The present invention is not limited to the above embodiment, but can be implemented with various modifications.

[0024]

As described above, according to the present invention, a plate-shaped member provided on a surface of a semiconductor chip opposite to a wiring pattern and having a hole on the surface and larger than the semiconductor chip is provided. Have. Therefore, it is possible to provide a semiconductor device and a method of manufacturing the same, which can prevent the adhesive resin from wrapping around the plate-like body and attaching to the bonding head during bonding.

[Brief description of the drawings]

FIG. 1 is a sectional view showing a semiconductor device according to an embodiment of the present invention.

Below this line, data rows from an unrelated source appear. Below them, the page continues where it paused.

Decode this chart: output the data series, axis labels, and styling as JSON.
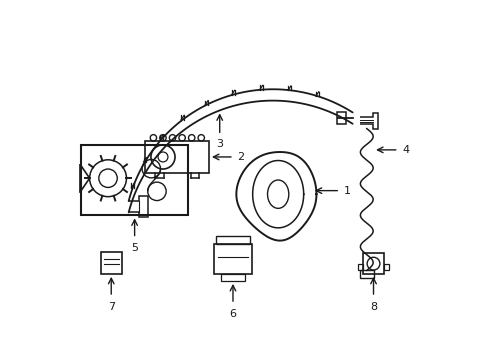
{
  "bg_color": "#ffffff",
  "line_color": "#1a1a1a",
  "fig_width": 4.89,
  "fig_height": 3.6,
  "dpi": 100
}
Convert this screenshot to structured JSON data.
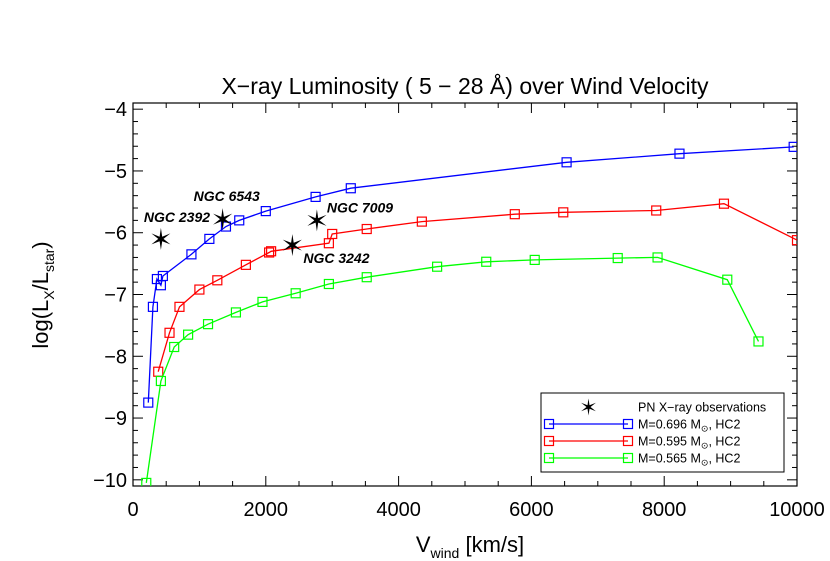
{
  "chart_data": {
    "type": "line",
    "title": "X−ray Luminosity (  5 −  28 Å) over Wind Velocity",
    "xlabel": {
      "main": "V",
      "sub": "wind",
      "rest": " [km/s]"
    },
    "ylabel": {
      "main": "log(L",
      "sub1": "X",
      "mid": "/L",
      "sub2": "star",
      "rest": ")"
    },
    "xlim": [
      0,
      10000
    ],
    "ylim": [
      -10.1,
      -3.9
    ],
    "xticks": [
      0,
      2000,
      4000,
      6000,
      8000,
      10000
    ],
    "xtick_labels": [
      "0",
      "2000",
      "4000",
      "6000",
      "8000",
      "10000"
    ],
    "yticks": [
      -10,
      -9,
      -8,
      -7,
      -6,
      -5,
      -4
    ],
    "ytick_labels": [
      "−10",
      "−9",
      "−8",
      "−7",
      "−6",
      "−5",
      "−4"
    ],
    "grid": false,
    "legend_position": "bottom-right",
    "series": [
      {
        "name": "M=0.696 M⊙,   HC2",
        "legend_main": "M=0.696 M",
        "legend_sub": "⊙",
        "legend_rest": ",   HC2",
        "color": "#0000ff",
        "x": [
          230,
          300,
          360,
          420,
          450,
          880,
          1150,
          1400,
          1600,
          2000,
          2750,
          3280,
          6530,
          8230,
          9950
        ],
        "y": [
          -8.75,
          -7.2,
          -6.75,
          -6.85,
          -6.7,
          -6.35,
          -6.1,
          -5.9,
          -5.8,
          -5.65,
          -5.42,
          -5.28,
          -4.86,
          -4.72,
          -4.61
        ]
      },
      {
        "name": "M=0.595 M⊙,   HC2",
        "legend_main": "M=0.595 M",
        "legend_sub": "⊙",
        "legend_rest": ",   HC2",
        "color": "#ff0000",
        "x": [
          380,
          550,
          700,
          1000,
          1270,
          1700,
          2050,
          2080,
          2950,
          3000,
          3520,
          4350,
          5750,
          6480,
          7880,
          8900,
          10000
        ],
        "y": [
          -8.25,
          -7.62,
          -7.2,
          -6.92,
          -6.77,
          -6.52,
          -6.32,
          -6.3,
          -6.17,
          -6.02,
          -5.94,
          -5.82,
          -5.7,
          -5.67,
          -5.64,
          -5.53,
          -6.12
        ]
      },
      {
        "name": "M=0.565 M⊙,   HC2",
        "legend_main": "M=0.565 M",
        "legend_sub": "⊙",
        "legend_rest": ",   HC2",
        "color": "#00ff00",
        "x": [
          200,
          420,
          620,
          830,
          1130,
          1550,
          1950,
          2450,
          2950,
          3520,
          4580,
          5320,
          6050,
          7300,
          7900,
          8950,
          9420
        ],
        "y": [
          -10.05,
          -8.4,
          -7.85,
          -7.65,
          -7.48,
          -7.29,
          -7.12,
          -6.98,
          -6.83,
          -6.72,
          -6.55,
          -6.47,
          -6.44,
          -6.41,
          -6.4,
          -6.76,
          -7.76
        ]
      }
    ],
    "observations": {
      "name": "PN X−ray observations",
      "color": "#000000",
      "points": [
        {
          "label": "NGC 2392",
          "x": 420,
          "y": -6.1
        },
        {
          "label": "NGC 6543",
          "x": 1350,
          "y": -5.78
        },
        {
          "label": "NGC 7009",
          "x": 2770,
          "y": -5.8
        },
        {
          "label": "NGC 3242",
          "x": 2400,
          "y": -6.2
        }
      ]
    }
  }
}
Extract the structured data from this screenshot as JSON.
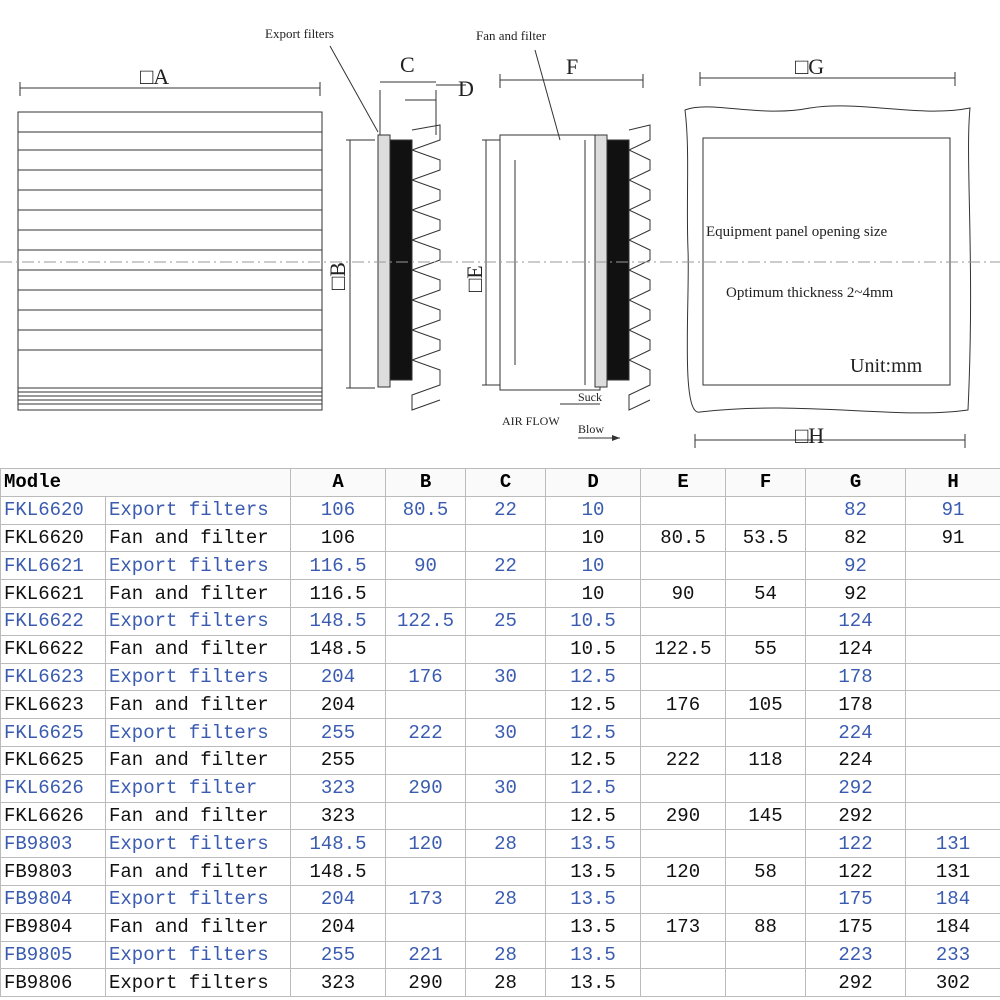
{
  "diagram": {
    "labels": {
      "export_filters": "Export filters",
      "fan_and_filter": "Fan and filter",
      "a": "□A",
      "b": "□B",
      "c": "C",
      "d": "D",
      "e": "□E",
      "f": "F",
      "g": "□G",
      "h": "□H",
      "opening": "Equipment panel opening size",
      "thickness": "Optimum thickness 2~4mm",
      "unit": "Unit:mm",
      "suck": "Suck",
      "air_flow": "AIR FLOW",
      "blow": "Blow"
    }
  },
  "table": {
    "header": [
      "Modle",
      "A",
      "B",
      "C",
      "D",
      "E",
      "F",
      "G",
      "H"
    ],
    "rows": [
      {
        "color": "#3a5bb0",
        "cells": [
          "FKL6620",
          "Export filters",
          "106",
          "80.5",
          "22",
          "10",
          null,
          null,
          "82",
          "91"
        ]
      },
      {
        "color": "#111111",
        "cells": [
          "FKL6620",
          "Fan and filter",
          "106",
          null,
          null,
          "10",
          "80.5",
          "53.5",
          "82",
          "91"
        ]
      },
      {
        "color": "#3a5bb0",
        "cells": [
          "FKL6621",
          "Export filters",
          "116.5",
          "90",
          "22",
          "10",
          null,
          null,
          "92",
          null
        ]
      },
      {
        "color": "#111111",
        "cells": [
          "FKL6621",
          "Fan and filter",
          "116.5",
          null,
          null,
          "10",
          "90",
          "54",
          "92",
          null
        ]
      },
      {
        "color": "#3a5bb0",
        "cells": [
          "FKL6622",
          "Export filters",
          "148.5",
          "122.5",
          "25",
          "10.5",
          null,
          null,
          "124",
          null
        ]
      },
      {
        "color": "#111111",
        "cells": [
          "FKL6622",
          "Fan and filter",
          "148.5",
          null,
          null,
          "10.5",
          "122.5",
          "55",
          "124",
          null
        ]
      },
      {
        "color": "#3a5bb0",
        "cells": [
          "FKL6623",
          "Export filters",
          "204",
          "176",
          "30",
          "12.5",
          null,
          null,
          "178",
          null
        ]
      },
      {
        "color": "#111111",
        "cells": [
          "FKL6623",
          "Fan and filter",
          "204",
          null,
          null,
          "12.5",
          "176",
          "105",
          "178",
          null
        ]
      },
      {
        "color": "#3a5bb0",
        "cells": [
          "FKL6625",
          "Export filters",
          "255",
          "222",
          "30",
          "12.5",
          null,
          null,
          "224",
          null
        ]
      },
      {
        "color": "#111111",
        "cells": [
          "FKL6625",
          "Fan and filter",
          "255",
          null,
          null,
          "12.5",
          "222",
          "118",
          "224",
          null
        ]
      },
      {
        "color": "#3a5bb0",
        "cells": [
          "FKL6626",
          "Export filter",
          "323",
          "290",
          "30",
          "12.5",
          null,
          null,
          "292",
          null
        ]
      },
      {
        "color": "#111111",
        "cells": [
          "FKL6626",
          "Fan and filter",
          "323",
          null,
          null,
          "12.5",
          "290",
          "145",
          "292",
          null
        ]
      },
      {
        "color": "#3a5bb0",
        "cells": [
          "FB9803",
          "Export filters",
          "148.5",
          "120",
          "28",
          "13.5",
          null,
          null,
          "122",
          "131"
        ]
      },
      {
        "color": "#111111",
        "cells": [
          "FB9803",
          "Fan and filter",
          "148.5",
          null,
          null,
          "13.5",
          "120",
          "58",
          "122",
          "131"
        ]
      },
      {
        "color": "#3a5bb0",
        "cells": [
          "FB9804",
          "Export filters",
          "204",
          "173",
          "28",
          "13.5",
          null,
          null,
          "175",
          "184"
        ]
      },
      {
        "color": "#111111",
        "cells": [
          "FB9804",
          "Fan and filter",
          "204",
          null,
          null,
          "13.5",
          "173",
          "88",
          "175",
          "184"
        ]
      },
      {
        "color": "#3a5bb0",
        "cells": [
          "FB9805",
          "Export filters",
          "255",
          "221",
          "28",
          "13.5",
          null,
          null,
          "223",
          "233"
        ]
      },
      {
        "color": "#111111",
        "cells": [
          "FB9806",
          "Export filters",
          "323",
          "290",
          "28",
          "13.5",
          null,
          null,
          "292",
          "302"
        ]
      }
    ]
  }
}
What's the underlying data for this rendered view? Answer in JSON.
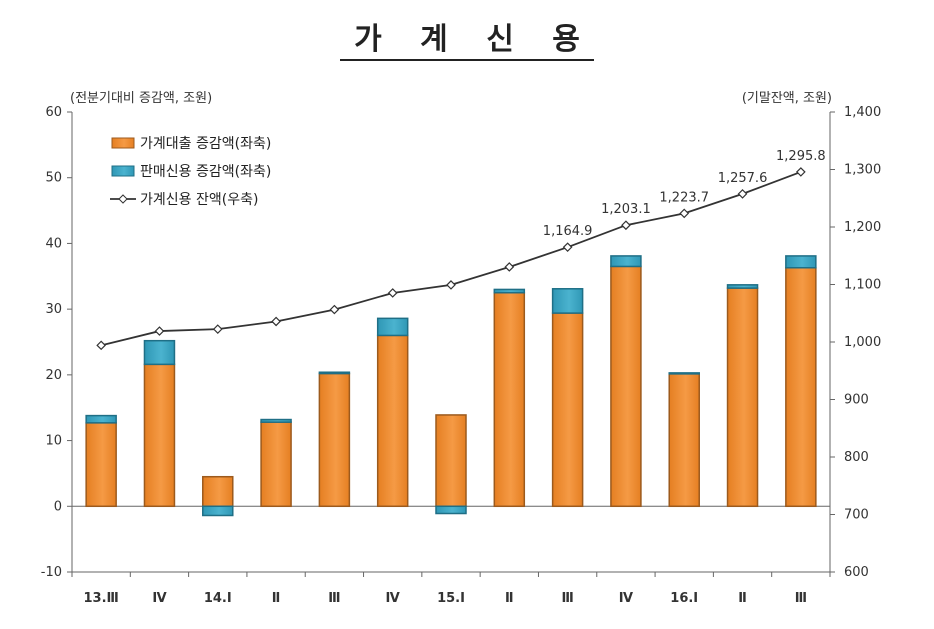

FIG. 2 is a cross-sectional view illustrating the method for manufacturing the semiconductor device according to the embodiment of the present invention;

FIG. 3 is a cross-sectional view showing the method of manufacturing the semiconductor device according to the embodiment of the present invention, showing a step subsequent to FIG. 2;

FIG. 4 is a cross-sectional view showing the method of manufacturing the semiconductor device according to the embodiment of the present invention, which shows the step subsequent to FIG. 3;

FIG. 5 is a cross-sectional view illustrating the method of manufacturing the semiconductor device according to the embodiment of the present invention, which shows the step subsequent to FIG. 4;

[Explanation of symbols]

DESCRIPTION OF SYMBOLS 1 ... Plate, 1a ... hole, 2 ... Semiconductor chip, 3 ... Adhesive resin, 4 ... Bump, 5 ... Wiring pattern, 6 ... Printed wiring board, 7 ... Bonding head, 7a ... Vacuum hole.

Claims (4)

[Claims] 1. A semiconductor device formed by mounting a semiconductor chip on a printed wiring board, comprising: a wiring pattern formed on the printed wiring board; and a semiconductor device mounted on the wiring pattern via a conductive member. A semiconductor chip provided on a surface of the semiconductor chip opposite to the wiring pattern, the plate having a hole on the surface and being larger than the semiconductor chip. Semiconductor device. 2. The semiconductor device according to claim 1, wherein the plate-like body is made of a metal material and has a concave shape on the semiconductor chip side so as to cover the semiconductor chip. 3. A method for manufacturing a semiconductor device in which a semiconductor chip is mounted on a printed wiring board by using a bonding head having a vacuum suction hole, wherein the through hole is larger than a back surface of the semiconductor chip. Preparing a plate-like body having: a step of vacuum-sucking the plate-like body by the bonding head in a state where the vacuum suction hole is connected to the through-hole; A step of vacuum-sucking through the through-hole by the bonding head; and preparing a printed wiring board coated with an adhesive, and pressing the semiconductor chip onto the printed wiring board by the bonding head through the adhesive. A method of manufacturing a semiconductor device, comprising: heating. 4. The method according to claim 3, wherein the semiconductor chip is mounted on the printed wiring board via a conductive member.